We come to an abrupt halt in the middle of the road that runs parallel with the seawall, well short of the factory. The wind is fierce tonight, and immense waves batter against the sides of the wall, sending huge plumes of spray shooting up into the air, then crashing back down again. The noise and the water and the constant rocking of the van in the swirling breeze make me feel like I’m trapped in the eye of a hurricane, the full might of which is, for some reason, focused on me alone.

“Out,” the driver shouts, and it takes a couple of seconds before I realize he’s talking to me. I get up and move toward the back of the van. The kids panic again because they think I’m coming for them, but I’m the least of their problems tonight.

I jump out of the van and land hard on my weak right leg. My feet have barely touched the ground before the driver accelerates away again, the back door still swinging open. He swerves around to the right onto a narrow access road, then disappears away into the bowels of the factory complex.

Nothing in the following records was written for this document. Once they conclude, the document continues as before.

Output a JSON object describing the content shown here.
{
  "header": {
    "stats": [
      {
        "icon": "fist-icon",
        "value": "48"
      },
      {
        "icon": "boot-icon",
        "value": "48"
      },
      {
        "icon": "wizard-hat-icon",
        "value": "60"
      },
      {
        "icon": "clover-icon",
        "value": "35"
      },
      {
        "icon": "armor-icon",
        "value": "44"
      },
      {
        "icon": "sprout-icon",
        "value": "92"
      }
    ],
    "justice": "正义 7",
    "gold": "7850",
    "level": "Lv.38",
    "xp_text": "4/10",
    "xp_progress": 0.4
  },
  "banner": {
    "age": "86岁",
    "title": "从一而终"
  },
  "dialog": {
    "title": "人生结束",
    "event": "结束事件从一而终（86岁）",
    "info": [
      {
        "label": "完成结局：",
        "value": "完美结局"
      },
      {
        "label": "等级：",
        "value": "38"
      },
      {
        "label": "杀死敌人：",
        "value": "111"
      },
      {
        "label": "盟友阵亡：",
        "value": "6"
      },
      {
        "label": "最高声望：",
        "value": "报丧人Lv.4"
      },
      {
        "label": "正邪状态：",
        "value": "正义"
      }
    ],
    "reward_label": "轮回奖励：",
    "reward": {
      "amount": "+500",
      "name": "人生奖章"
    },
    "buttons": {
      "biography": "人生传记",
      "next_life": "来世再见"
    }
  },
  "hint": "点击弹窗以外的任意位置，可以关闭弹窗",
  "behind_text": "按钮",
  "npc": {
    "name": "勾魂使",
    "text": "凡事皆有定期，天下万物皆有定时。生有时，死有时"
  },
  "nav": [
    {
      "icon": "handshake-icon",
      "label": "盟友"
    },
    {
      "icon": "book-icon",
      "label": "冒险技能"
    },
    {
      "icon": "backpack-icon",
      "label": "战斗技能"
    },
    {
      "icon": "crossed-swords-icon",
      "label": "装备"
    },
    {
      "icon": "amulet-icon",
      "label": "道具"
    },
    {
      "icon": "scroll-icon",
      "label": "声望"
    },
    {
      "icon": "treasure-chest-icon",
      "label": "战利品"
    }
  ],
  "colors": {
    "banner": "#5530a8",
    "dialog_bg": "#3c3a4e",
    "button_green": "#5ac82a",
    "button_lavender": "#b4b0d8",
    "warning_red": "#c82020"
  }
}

Suddenly I’m alone: soaking wet and freezing cold, just me and the sea and no one else. I haul my backpack up onto my shoulders and start walking along the seawall back out of town, welcoming the isolation.

An enormous, motionless wind turbine towers above everything in this part of Lowestoft, and I gaze up at it as I pass. Hinchcliffe thinks he’s going to get it operational again one day soon, so the town will have a steady power supply rather than having to rely on generators and the like. I hope he’s right. For now it just stands here useless: one of its massive blades broken, its internal mechanics and wiring no doubt completely fucked. It’s a huge white elephant: a constant reminder of what this place used to be.

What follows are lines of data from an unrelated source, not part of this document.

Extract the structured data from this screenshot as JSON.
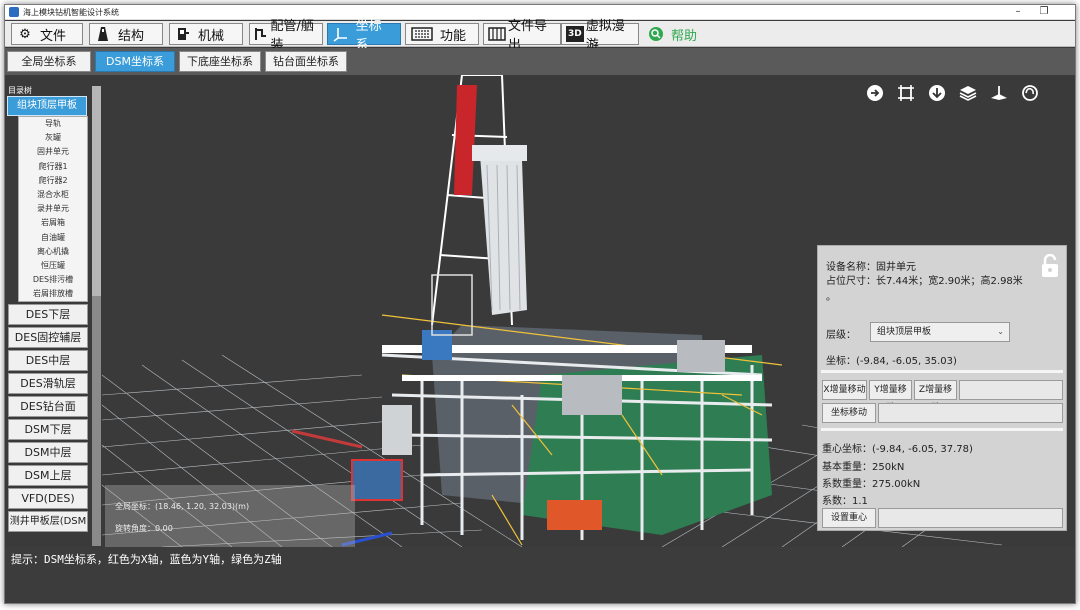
{
  "window": {
    "title": "海上模块钻机智能设计系统"
  },
  "menu": [
    {
      "label": "文件",
      "icon": "gear-icon"
    },
    {
      "label": "结构",
      "icon": "derrick-icon"
    },
    {
      "label": "机械",
      "icon": "pump-icon"
    },
    {
      "label": "配管/舾装",
      "icon": "pipe-icon"
    },
    {
      "label": "坐标系",
      "icon": "axis-icon",
      "active": true
    },
    {
      "label": "功能",
      "icon": "keyboard-icon"
    },
    {
      "label": "文件导出",
      "icon": "book-icon"
    },
    {
      "label": "虚拟漫游",
      "icon": "3d-icon",
      "badge": "3D"
    },
    {
      "label": "帮助",
      "icon": "search-help-icon"
    }
  ],
  "subtabs": [
    "全局坐标系",
    "DSM坐标系",
    "下底座坐标系",
    "钻台面坐标系"
  ],
  "tree": {
    "header": "目录树",
    "group": "组块顶层甲板",
    "items": [
      "导轨",
      "灰罐",
      "固井单元",
      "爬行器1",
      "爬行器2",
      "混合水柜",
      "录井单元",
      "岩屑箱",
      "自油罐",
      "离心机撬",
      "恒压罐",
      "DES排污槽",
      "岩屑排放槽"
    ],
    "groups": [
      "DES下层",
      "DES固控辅层",
      "DES中层",
      "DES滑轨层",
      "DES钻台面",
      "DSM下层",
      "DSM中层",
      "DSM上层",
      "VFD(DES)",
      "测井甲板层(DSM"
    ]
  },
  "info": {
    "device_name": "设备名称：固井单元",
    "size": "占位尺寸：长7.44米；宽2.90米；高2.98米",
    "size_tail": "。",
    "layer_label": "层级：",
    "layer_value": "组块顶层甲板",
    "coord": "坐标：(-9.84, -6.05, 35.03)",
    "btn_x": "X增量移动",
    "btn_y": "Y增量移动",
    "btn_z": "Z增量移动",
    "btn_move": "坐标移动",
    "cog": "重心坐标：(-9.84, -6.05, 37.78)",
    "base_weight": "基本重量：250kN",
    "coef_weight": "系数重量：275.00kN",
    "coef": "系数：1.1",
    "btn_set_cog": "设置重心"
  },
  "coord_overlay": {
    "line1": "全局坐标：(18.46, 1.20, 32.03)(m)",
    "line2": "旋转角度：0.00"
  },
  "status": {
    "hint": "提示：DSM坐标系，红色为X轴，蓝色为Y轴，绿色为Z轴"
  },
  "colors": {
    "accent": "#3a9cd8",
    "help_green": "#2fa84f"
  }
}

I pull my coat tight around me, put my head down, and walk. The house is still more than a mile away. I could live with the chosen few in Hinchcliffe’s compound if I wanted to, but I’d rather not. I prefer to remain at a cautious distance on the very outskirts of town, well away from everyone else. Out there I’m close enough to Lowestoft to be able to get in and take what I need, but still far enough away to stay out of sight and out of mind of everyone else.